Megan Burtis, The Miami Student

Veterans Day, or Armistice Day as it was known when it was established, has been celebrated as a national holiday in the United States since 1938. Just 30 years later, a young Rodney Coates voluntarily enlisted in the Army to serve in Vietnam.

In 1968, Coates was just 19 and at a place in life most Miami students would find familiar, except for one key difference; the country was at war and his friends were the ones fighting.

“I was confused about the war and not able to justify deferment while my peers were drafted,” Coates said of why he decided to leave college and enlist.

When he returned home from the war, there was no ticker-tape parade waiting for him.

“We actually had pig’s blood thrown on us,” Coates said. “It was 30 years before I publicly displayed veteran paraphernalia, but I don’t know if that was because of the treatment we got or PTSD.”

Despite this less than heroic homecoming, Coates now understands where the critique was coming from.

“Some wars we value more than others,” Coates said. “The World Wars and Korea are almost sacred. We still have ambiguity about Vietnam and some about Iraq and Iran. There’s a difficulty distinguishing the soldier from policy. Since we can’t blame the politician, we blame the soldier.”

Today, Coates is a professor at Miami in the Global and Intercultural Studies Department, where he teaches courses on black world studies, globalization and sociology. He is also a proud combat veteran.

“Of course I am, I wouldn’t be here without it,” he said.

As for Veterans Day, Coates said “it’s a melancholy day for multiple reasons.”

He’s never had a free meal offered to veterans as part of the holiday. He prefers general and long-standing discounts for veterans as they are “more meaningful.”

So how does Coates believe we should celebrate Veterans Day? He doesn’t think we should.

“Veterans should get something tangible as a consequence for their service, not just a special day,” Coates said. “If being a veteran was meaningful, it would happen every day. We wouldn’t reserve it for one day.”

Coates views the discussion of Veterans Day from the viewpoint of larger societal issues within the United States.

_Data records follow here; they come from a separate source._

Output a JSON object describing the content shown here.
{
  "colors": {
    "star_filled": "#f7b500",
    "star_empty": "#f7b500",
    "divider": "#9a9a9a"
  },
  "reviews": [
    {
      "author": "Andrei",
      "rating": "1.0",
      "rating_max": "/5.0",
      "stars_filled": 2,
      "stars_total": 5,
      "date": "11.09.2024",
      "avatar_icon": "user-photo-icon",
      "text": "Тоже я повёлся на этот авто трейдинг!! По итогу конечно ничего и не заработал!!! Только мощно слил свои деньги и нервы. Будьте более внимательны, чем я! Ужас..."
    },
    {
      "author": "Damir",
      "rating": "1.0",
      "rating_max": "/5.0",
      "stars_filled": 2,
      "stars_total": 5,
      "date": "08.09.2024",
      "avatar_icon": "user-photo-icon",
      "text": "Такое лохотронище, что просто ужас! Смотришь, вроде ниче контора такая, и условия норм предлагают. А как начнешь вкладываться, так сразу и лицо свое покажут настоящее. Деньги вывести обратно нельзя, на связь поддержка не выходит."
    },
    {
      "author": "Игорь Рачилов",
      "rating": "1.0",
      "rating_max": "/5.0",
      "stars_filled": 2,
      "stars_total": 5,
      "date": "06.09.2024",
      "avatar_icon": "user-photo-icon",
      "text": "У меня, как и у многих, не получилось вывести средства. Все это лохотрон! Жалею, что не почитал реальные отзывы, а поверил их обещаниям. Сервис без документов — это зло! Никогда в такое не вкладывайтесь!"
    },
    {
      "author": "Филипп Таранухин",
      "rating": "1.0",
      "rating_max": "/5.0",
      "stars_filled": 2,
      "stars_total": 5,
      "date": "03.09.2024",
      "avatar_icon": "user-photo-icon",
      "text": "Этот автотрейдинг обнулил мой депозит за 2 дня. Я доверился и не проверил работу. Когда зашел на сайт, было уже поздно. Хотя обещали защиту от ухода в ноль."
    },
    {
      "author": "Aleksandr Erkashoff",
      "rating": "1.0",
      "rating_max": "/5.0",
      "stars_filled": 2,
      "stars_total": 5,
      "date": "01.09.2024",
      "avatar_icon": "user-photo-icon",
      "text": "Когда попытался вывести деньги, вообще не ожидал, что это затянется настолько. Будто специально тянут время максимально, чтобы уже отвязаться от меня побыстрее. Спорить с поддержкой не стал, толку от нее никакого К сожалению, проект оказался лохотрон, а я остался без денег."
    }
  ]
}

“Get rid of the all-volunteer military and go back to the draft,” Coates said. “If everyone had the chance to become a veteran, we would care more about the holiday and be less likely to support frivolous wars.”

Coates doesn’t want young people to serve so they can gain a perspective on struggle, but for our society to understand the kind of toll that gaining such a perspective has taken from those who have served and who will in the future.

“Seventy percent of our homeless population are veterans,” Coates said. “Mental problems tend to fall through the cracks, and PTSD is a real thing that we tend not to know how to deal with.”

On top of these issues, Coates acknowledges that all veterans have not been celebrated equally.

“Female veterans are almost invisible, and racialized veterans are just a step above,” he said. “The image of a white male is what we constantly lift up and there are always some marginalized.”

In general, Coates wishes we didn’t have to celebrate Veterans Day because he wishes we didn’t need veterans.

“We should eliminate the necessity for veterans and create a political structure and environment where war becomes the last alternative, not the first thing we think about,” said Coates.

Although this is easier said than done, Coates believes it to be worth the effort.

“Wars are quite regular and spectacular in our history,” said Coates. “We are always in combat preparation, which results in tremendous loss and devastation. Surely we could use these resources in more meaningful and significant ways.”